Ludwig demonstrated the existence of a new class of secretory nerves that control this action, and by showing that if the nerves are appropriately stimulated the salivary glands continue to secrete, even though the animal be decapitated, he initiated the method of experimenting with excised organs. He devised the kymograph as a means of obtaining a written record of the variations in the pressure of the blood in the blood vessels; and this apparatus not only conducted him to many important conclusions respecting the mechanics of the circulation, but afforded the first instance of the use of the graphic method in physiological inquiries. For researches on blood gases, he designed the mercurial blood-pump that, with various modifications, has come into extensive use. He used it for many investigations into gases of the lymph, the gaseous interchanges in living muscle, the significance of oxidized material in the blood, etc.

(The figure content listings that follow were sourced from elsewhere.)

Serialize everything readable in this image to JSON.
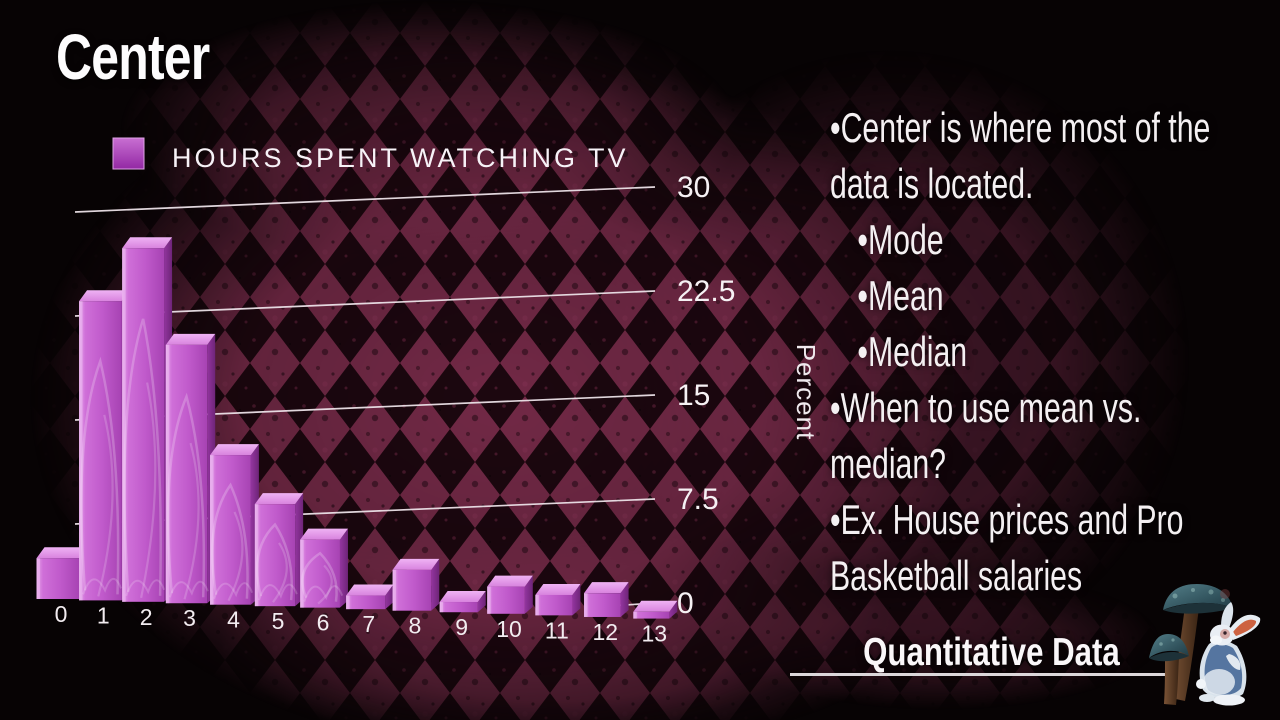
{
  "slide": {
    "title": "Center",
    "footer_label": "Quantitative Data",
    "bullet_char": "•",
    "bullet_lines": [
      {
        "indent": 0,
        "marker": true,
        "text": "Center is where most of the"
      },
      {
        "indent": 0,
        "marker": false,
        "text": "data is located."
      },
      {
        "indent": 1,
        "marker": true,
        "text": "Mode"
      },
      {
        "indent": 1,
        "marker": true,
        "text": "Mean"
      },
      {
        "indent": 1,
        "marker": true,
        "text": "Median"
      },
      {
        "indent": 0,
        "marker": true,
        "text": "When to use mean vs."
      },
      {
        "indent": 0,
        "marker": false,
        "text": "median?"
      },
      {
        "indent": 0,
        "marker": true,
        "text": "Ex. House prices and Pro"
      },
      {
        "indent": 0,
        "marker": false,
        "text": "Basketball salaries"
      }
    ]
  },
  "chart_data": {
    "type": "bar",
    "style": "3d-bars",
    "title": "",
    "legend_label": "HOURS SPENT WATCHING TV",
    "legend_position": "top-left",
    "xlabel": "",
    "ylabel": "Percent",
    "categories": [
      "0",
      "1",
      "2",
      "3",
      "4",
      "5",
      "6",
      "7",
      "8",
      "9",
      "10",
      "11",
      "12",
      "13"
    ],
    "values": [
      3,
      22,
      26,
      19,
      11,
      7.5,
      5,
      1,
      3,
      0.75,
      2,
      1.5,
      1.75,
      0.5
    ],
    "yticks": [
      0,
      7.5,
      15,
      22.5,
      30
    ],
    "ytick_labels": [
      "0",
      "7.5",
      "15",
      "22.5",
      "30"
    ],
    "ylim": [
      0,
      30
    ],
    "grid": true,
    "bar_color": "#c25ccd"
  },
  "decor": {
    "illustration": "white rabbit with mushrooms"
  }
}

There is indeed scarcely any branch of physiology, except the physiology of the senses, to which Ludwig did not make important contributions. He was also a great power as a teacher and the founder of a school. Under him the Physiological Institute at Leipzig became an organized center of physiological research, whence issued a steady stream of original work; and though the papers containing the results usually bore the name of his pupils only, every investigation was inspired by him and carried out under his personal direction. Thus, his pupils gained a practical acquaintance with his methods and ways of thought, and, coming from all parts of Europe, they returned to their own countries to spread and extend his doctrines. Possessed himself of extraordinary manipulative skill, he abhorred rough and clumsy work, and he insisted that experiments on animals should be planned and prepared with the utmost care, not only to avoid the infliction of pain (which was also guarded against by the use of an anesthetic), but to ensure that the deductions drawn from them should have their full scientific value.